THE world will not run out of oil in the next 25 years, but lack of investment in getting to it could see prices remain high, the chief economist of the International Energy Agency (IEA) Fatih Birol has warned.

Presenting the World Energy Outlook in Brussels, Birol said that serious investment will be needed to tap the increasing amount of oil that will be needed in the coming years. The IEA estimates that global oil demand will increase by 1.6% per year until 2030, from 77 million barrels per day now to 121m barrels per day. The problem, Birol says, is that up until now most of the world's oil has been found in the US, whereas most of the undiscovered reserves are located in the Middle East, Russia and Latin America.

Access to much of the world's reserves is blocked for foreign companies, for example in Saudi Arabia and Mexico. "The key question is not whether money can find oil but whether oil can find money," Birol said, adding that this restriction is one of the main reasons for the current high oil prices.

"It's true that demand increased in 2004 but this has happened in the past and it didn't result in high prices," he said. "The biggest reason is that there is not enough supply coming to markets, especially in the Middle East, which makes the market nervous and leads to high prices. We need investment for the oil to come through."

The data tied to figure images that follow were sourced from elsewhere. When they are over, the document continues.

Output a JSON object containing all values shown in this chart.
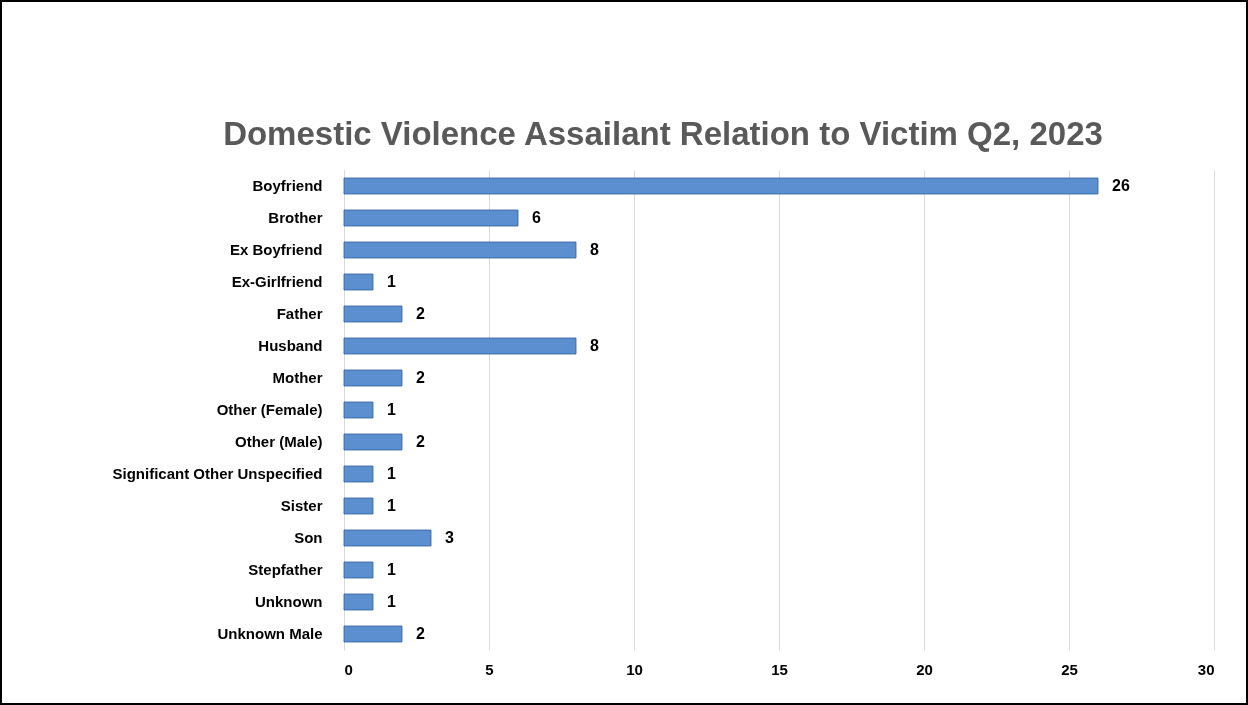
{
  "chart_data": {
    "type": "bar",
    "orientation": "horizontal",
    "title": "Domestic Violence Assailant Relation to Victim Q2, 2023",
    "categories": [
      "Boyfriend",
      "Brother",
      "Ex Boyfriend",
      "Ex-Girlfriend",
      "Father",
      "Husband",
      "Mother",
      "Other (Female)",
      "Other (Male)",
      "Significant Other Unspecified",
      "Sister",
      "Son",
      "Stepfather",
      "Unknown",
      "Unknown Male"
    ],
    "values": [
      26,
      6,
      8,
      1,
      2,
      8,
      2,
      1,
      2,
      1,
      1,
      3,
      1,
      1,
      2
    ],
    "color": "#5b8fd0",
    "xlim": [
      0,
      30
    ],
    "xticks": [
      0,
      5,
      10,
      15,
      20,
      25,
      30
    ],
    "grid": "x",
    "data_labels": true
  }
}
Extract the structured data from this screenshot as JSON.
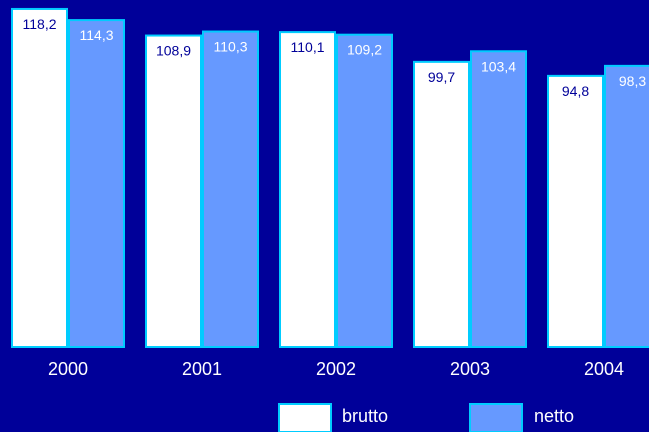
{
  "chart_data": {
    "type": "bar",
    "categories": [
      "2000",
      "2001",
      "2002",
      "2003",
      "2004"
    ],
    "series": [
      {
        "name": "brutto",
        "values": [
          118.2,
          108.9,
          110.1,
          99.7,
          94.8
        ],
        "labels": [
          "118,2",
          "108,9",
          "110,1",
          "99,7",
          "94,8"
        ]
      },
      {
        "name": "netto",
        "values": [
          114.3,
          110.3,
          109.2,
          103.4,
          98.3
        ],
        "labels": [
          "114,3",
          "110,3",
          "109,2",
          "103,4",
          "98,3"
        ]
      }
    ],
    "title": "",
    "xlabel": "",
    "ylabel": "",
    "legend_position": "bottom-right",
    "grid": false
  },
  "colors": {
    "background": "#000099",
    "brutto_fill": "#ffffff",
    "netto_fill": "#6699ff",
    "bar_border": "#00ccff",
    "brutto_label": "#000099",
    "netto_label": "#ffffff",
    "axis_text": "#ffffff"
  }
}
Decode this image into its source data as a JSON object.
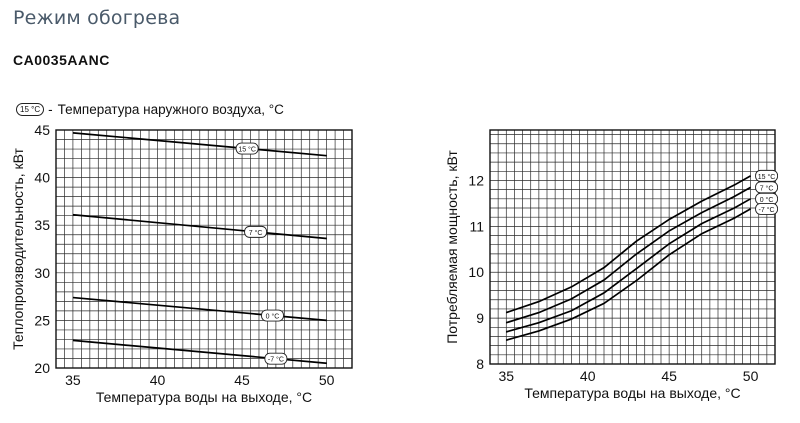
{
  "header": {
    "title": "Режим обогрева",
    "model": "CA0035AANC"
  },
  "legend_note": {
    "badge": "15 °C",
    "dash": "-",
    "text": "Температура наружного воздуха, °C"
  },
  "chart_data": [
    {
      "type": "line",
      "xlabel": "Температура воды на выходе, °C",
      "ylabel": "Теплопроизводительность, кВт",
      "xlim": [
        34,
        51.5
      ],
      "ylim": [
        20,
        45
      ],
      "xticks": [
        35,
        40,
        45,
        50
      ],
      "yticks": [
        20,
        25,
        30,
        35,
        40,
        45
      ],
      "grid": true,
      "series": [
        {
          "name": "15 °C",
          "x": [
            35,
            50
          ],
          "y": [
            44.7,
            42.3
          ]
        },
        {
          "name": "7 °C",
          "x": [
            35,
            50
          ],
          "y": [
            36.1,
            33.6
          ]
        },
        {
          "name": "0 °C",
          "x": [
            35,
            50
          ],
          "y": [
            27.4,
            25.0
          ]
        },
        {
          "name": "-7 °C",
          "x": [
            35,
            50
          ],
          "y": [
            22.9,
            20.5
          ]
        }
      ],
      "labels": [
        {
          "text": "15 °C",
          "series": 0,
          "x": 45.3
        },
        {
          "text": "7 °C",
          "series": 1,
          "x": 45.8
        },
        {
          "text": "0 °C",
          "series": 2,
          "x": 46.8
        },
        {
          "text": "-7 °C",
          "series": 3,
          "x": 47.0
        }
      ]
    },
    {
      "type": "line",
      "xlabel": "Температура воды на выходе, °C",
      "ylabel": "Потребляемая мощность, кВт",
      "xlim": [
        34,
        51.5
      ],
      "ylim": [
        8,
        13.1
      ],
      "xticks": [
        35,
        40,
        45,
        50
      ],
      "yticks": [
        8,
        9,
        10,
        11,
        12
      ],
      "grid": true,
      "series": [
        {
          "name": "15 °C",
          "x": [
            35,
            37,
            39,
            41,
            43,
            45,
            47,
            49,
            50
          ],
          "y": [
            9.12,
            9.36,
            9.68,
            10.1,
            10.68,
            11.15,
            11.55,
            11.9,
            12.1
          ]
        },
        {
          "name": "7 °C",
          "x": [
            35,
            37,
            39,
            41,
            43,
            45,
            47,
            49,
            50
          ],
          "y": [
            8.9,
            9.12,
            9.42,
            9.83,
            10.4,
            10.9,
            11.3,
            11.65,
            11.85
          ]
        },
        {
          "name": "0 °C",
          "x": [
            35,
            37,
            39,
            41,
            43,
            45,
            47,
            49,
            50
          ],
          "y": [
            8.7,
            8.9,
            9.16,
            9.55,
            10.08,
            10.62,
            11.06,
            11.4,
            11.6
          ]
        },
        {
          "name": "-7 °C",
          "x": [
            35,
            37,
            39,
            41,
            43,
            45,
            47,
            49,
            50
          ],
          "y": [
            8.52,
            8.72,
            8.98,
            9.32,
            9.82,
            10.38,
            10.84,
            11.18,
            11.38
          ]
        }
      ],
      "labels": [
        {
          "text": "15 °C",
          "series": 0
        },
        {
          "text": "7 °C",
          "series": 1
        },
        {
          "text": "0 °C",
          "series": 2
        },
        {
          "text": "-7 °C",
          "series": 3
        }
      ]
    }
  ]
}
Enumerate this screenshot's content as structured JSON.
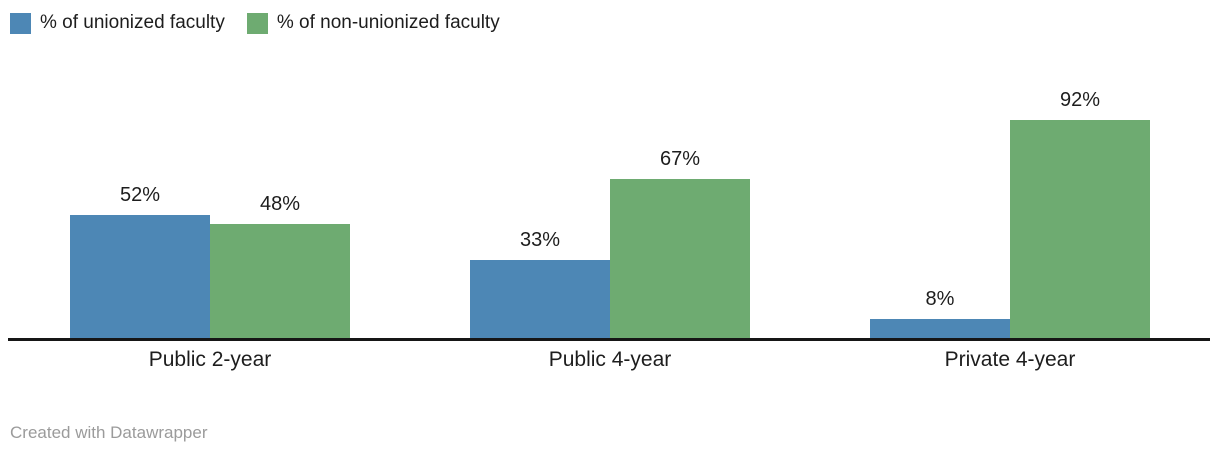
{
  "legend": {
    "items": [
      {
        "label": "% of unionized faculty",
        "color": "#4d87b5"
      },
      {
        "label": "% of non-unionized faculty",
        "color": "#6eab71"
      }
    ]
  },
  "footer": {
    "text": "Created with Datawrapper"
  },
  "chart_data": {
    "type": "bar",
    "title": "",
    "xlabel": "",
    "ylabel": "",
    "categories": [
      "Public 2-year",
      "Public 4-year",
      "Private 4-year"
    ],
    "series": [
      {
        "name": "% of unionized faculty",
        "color": "#4d87b5",
        "values": [
          52,
          33,
          8
        ]
      },
      {
        "name": "% of non-unionized faculty",
        "color": "#6eab71",
        "values": [
          48,
          67,
          92
        ]
      }
    ],
    "value_suffix": "%",
    "ylim": [
      0,
      100
    ],
    "grid": false,
    "legend_position": "top-left",
    "baseline_visible": true
  },
  "colors": {
    "axis_line": "#161616",
    "label_text": "#1d1d1d",
    "footer_text": "#9b9b9b"
  }
}
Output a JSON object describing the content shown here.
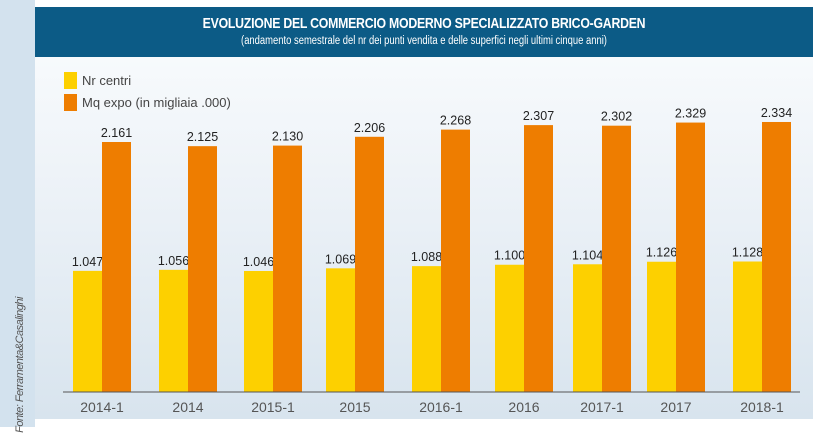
{
  "source": "Fonte: Ferramenta&Casalinghi",
  "chart_data": {
    "type": "bar",
    "title": "EVOLUZIONE DEL COMMERCIO MODERNO SPECIALIZZATO BRICO-GARDEN",
    "subtitle": "(andamento semestrale del nr dei punti vendita e delle superfici negli ultimi cinque anni)",
    "xlabel": "",
    "ylabel": "",
    "ylim": [
      0,
      2500
    ],
    "grid": false,
    "legend_position": "top-left",
    "categories": [
      "2014-1",
      "2014",
      "2015-1",
      "2015",
      "2016-1",
      "2016",
      "2017-1",
      "2017",
      "2018-1"
    ],
    "series": [
      {
        "name": "Nr centri",
        "color": "#fdd000",
        "values": [
          1047,
          1056,
          1046,
          1069,
          1088,
          1100,
          1104,
          1126,
          1128
        ],
        "labels": [
          "1.047",
          "1.056",
          "1.046",
          "1.069",
          "1.088",
          "1.100",
          "1.104",
          "1.126",
          "1.128"
        ]
      },
      {
        "name": "Mq expo (in migliaia .000)",
        "color": "#ee7d00",
        "values": [
          2161,
          2125,
          2130,
          2206,
          2268,
          2307,
          2302,
          2329,
          2334
        ],
        "labels": [
          "2.161",
          "2.125",
          "2.130",
          "2.206",
          "2.268",
          "2.307",
          "2.302",
          "2.329",
          "2.334"
        ]
      }
    ]
  }
}
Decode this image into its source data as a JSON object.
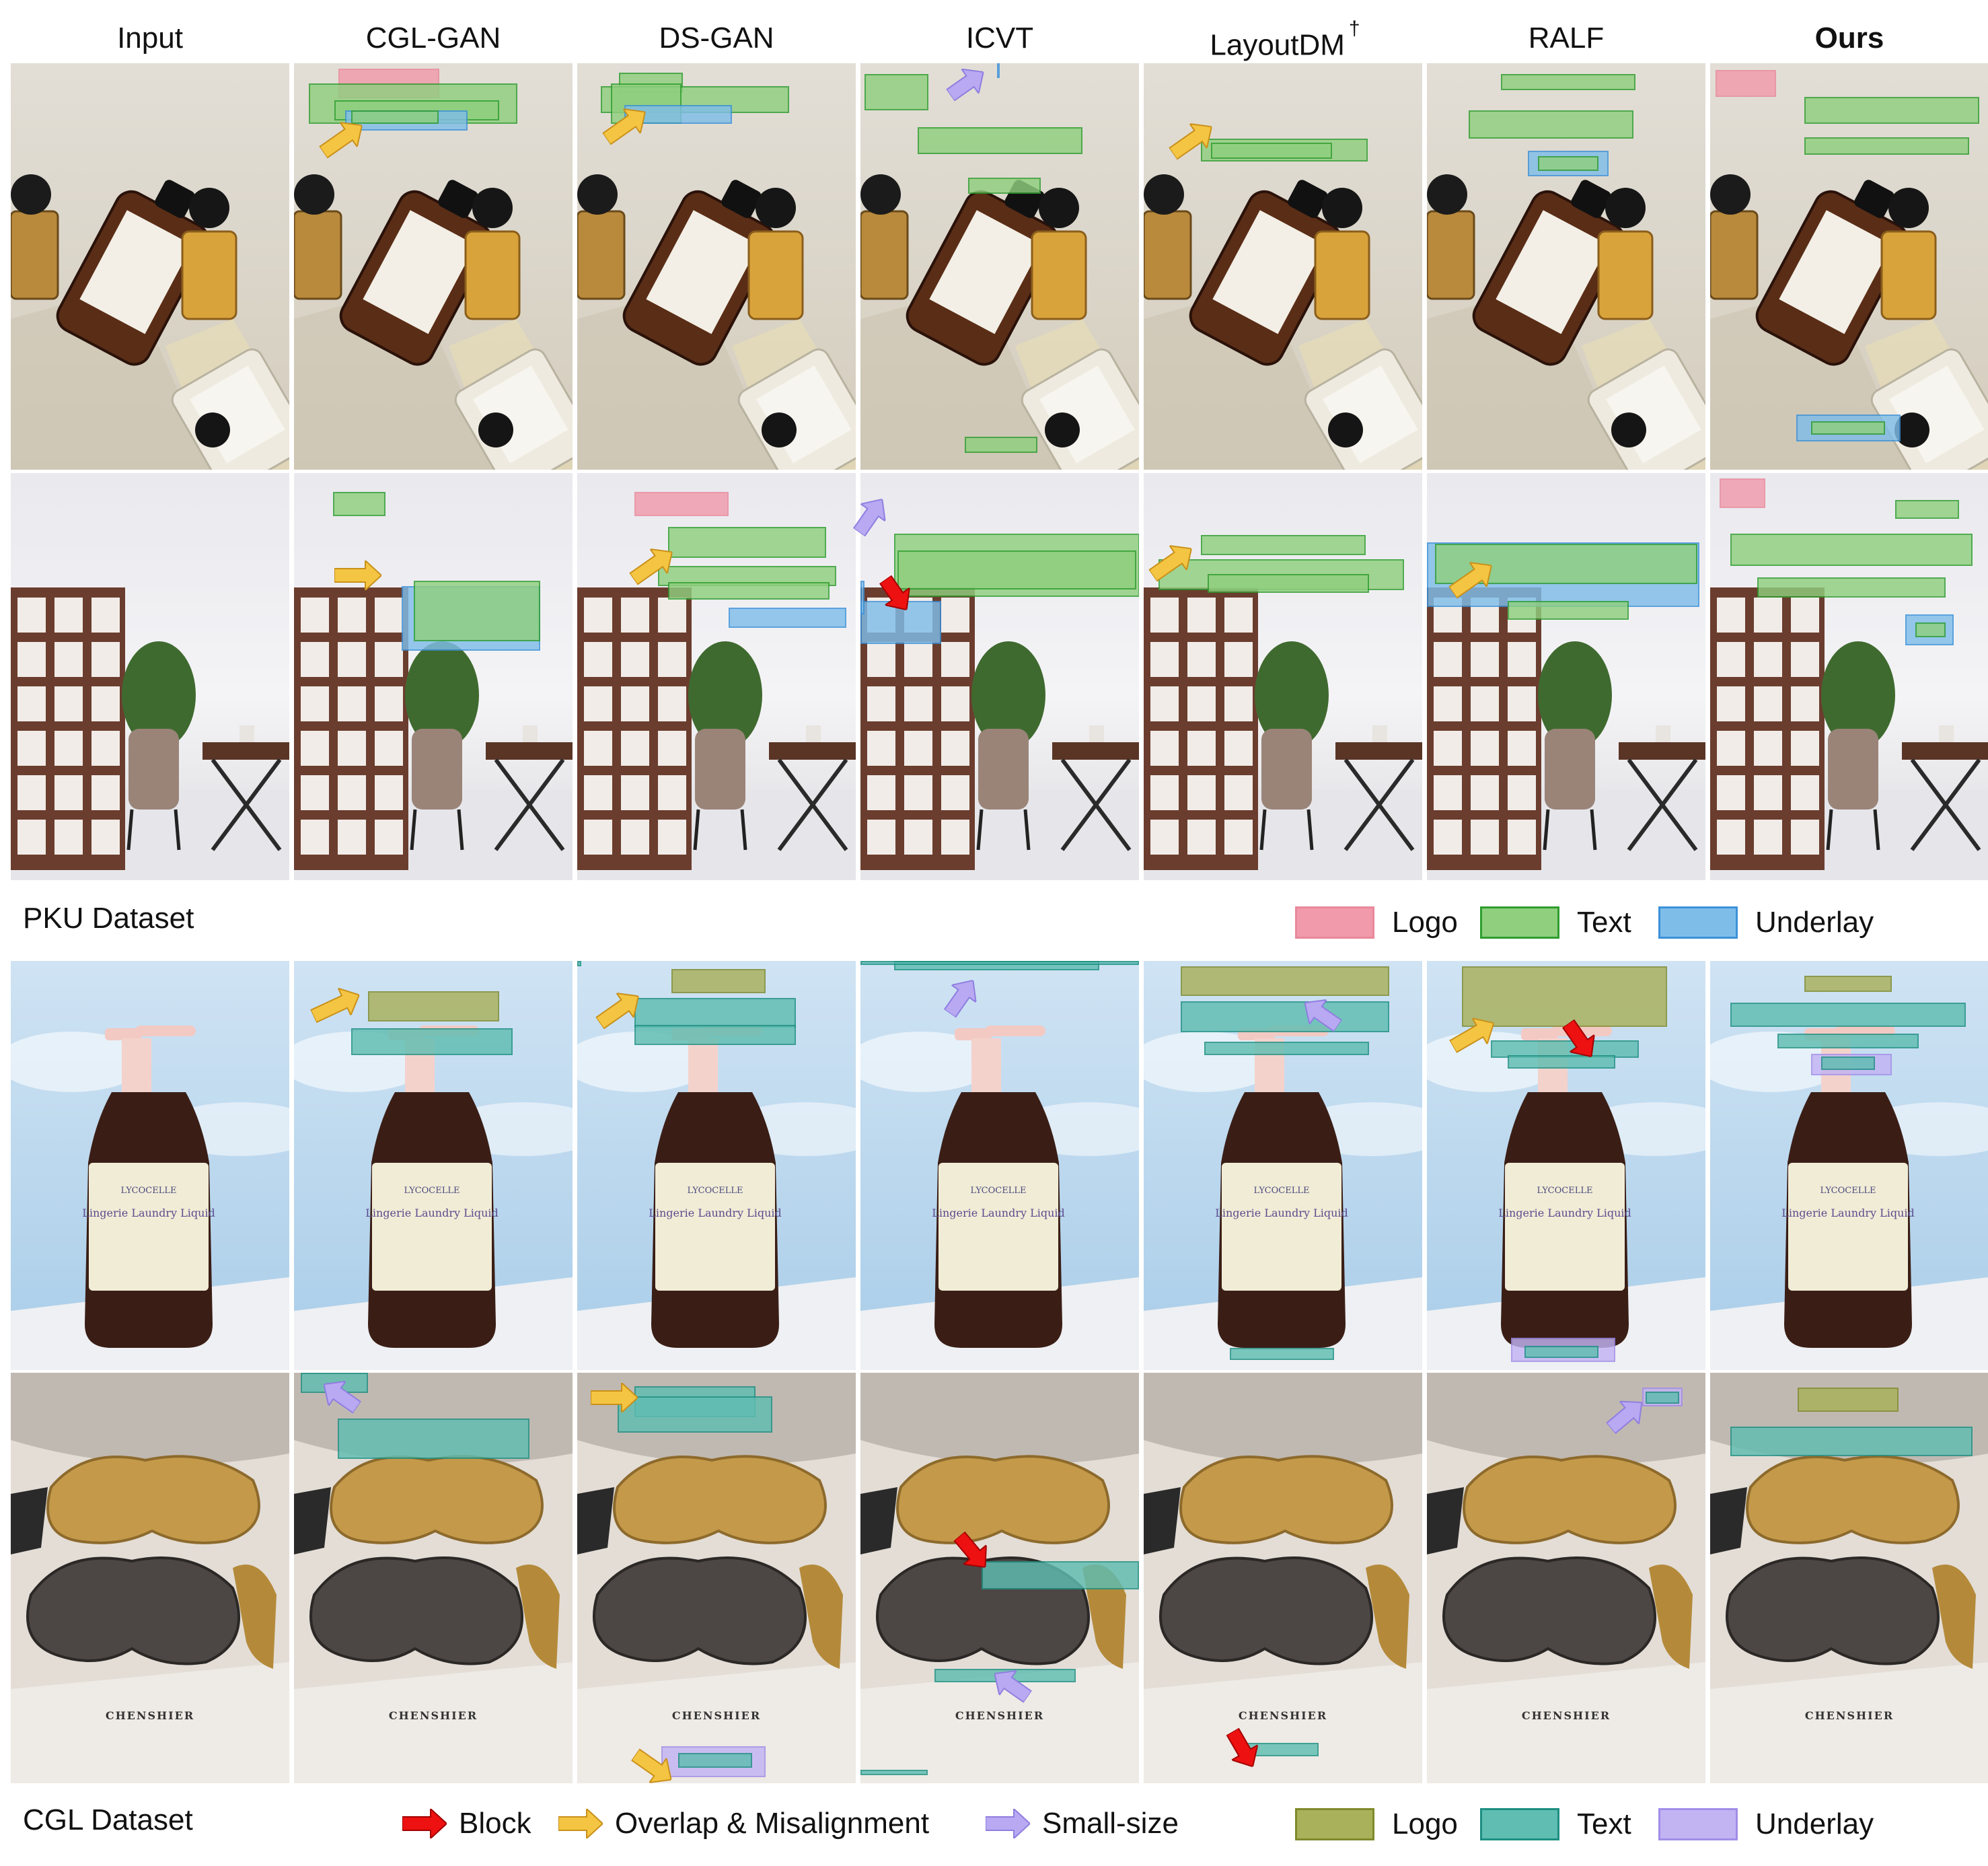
{
  "columns": [
    "Input",
    "CGL-GAN",
    "DS-GAN",
    "ICVT",
    "LayoutDM",
    "RALF",
    "Ours"
  ],
  "layoutdm_mark": "†",
  "pku": {
    "label": "PKU Dataset",
    "legend": [
      {
        "label": "Logo",
        "fill": "#f19aab",
        "stroke": "#e9889b"
      },
      {
        "label": "Text",
        "fill": "#8fcf7e",
        "stroke": "#2f9d2f"
      },
      {
        "label": "Underlay",
        "fill": "#7fbde9",
        "stroke": "#3b91d9"
      }
    ]
  },
  "cgl": {
    "label": "CGL Dataset",
    "arrows": [
      {
        "label": "Block",
        "color": "#ee1111"
      },
      {
        "label": "Overlap & Misalignment",
        "color": "#f4c542"
      },
      {
        "label": "Small-size",
        "color": "#b8a9f2"
      }
    ],
    "legend": [
      {
        "label": "Logo",
        "fill": "#a9b15a",
        "stroke": "#7f8a2c"
      },
      {
        "label": "Text",
        "fill": "#5fbdb1",
        "stroke": "#1d8f82"
      },
      {
        "label": "Underlay",
        "fill": "#c2b3f3",
        "stroke": "#a28de8"
      }
    ]
  },
  "image_text": {
    "bottle_brand": "LYCOCELLE",
    "bottle_product": "Lingerie Laundry Liquid",
    "mask_brand": "CHENSHIER"
  }
}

But he admitted the lack of supply could also be blamed on the "political agenda". IEA's energy forecasts assume average oil prices of &036; 25 (19.70 euro) per barrel, but the IEA has also produced a 'high oil price case' assuming average prices of &036;35 (27.60 euro) per barrel in which case it claims oil demand would be about 15% lower than in its standard forecasts.

Birol also warned that the European Union should diversify its energy demands or risk dependency on Russia and other politically sensitive areas.

According to the world economy outlook, the EU will see a marked shift in its energy mix in the next 25 years. Gas and renewables will overtake coal and nuclear use. "This means that where the EU currently imports 49% of its natural gas, high demand will see this figure rise to 80% by 2030 and the biggest supplier will be Russia," said Birol. "Politicians should reflect on this carefully."

The IEA's work with the International Monetary Fund has shown that Russia is relying more and more on oil and gas revenues, Birol said. "It's risky to depend on them because Russia may want to put up its prices to make bigger revenues."

The answer, Birol said, is diversification. "We can change this outcome with alternative policies," he insisted.

The IEA recommends prioritising EU energy laws such as the renewables directive which aims to increase the amount of electricity produced from renewables by 22% by 2010 and the CHP directive which should increase energy efficiency through combined heat and power.

IEA also recommends that the European Commission tighten up its control on car manufacturers and increase the use of biofuels across the EU.

If its recommendations are followed, the IEA says European oil savings by 2030 will be the equivalent to the current production of Venezuela and its dependency on imports will be reduced.

Presenting the World Energy Outlook the chief economist of the International Energy Agency (IEA) Fatih Birol warned that the world would not run out of oil in the next 25 years, but lack of investment in getting to it could see prices remain high.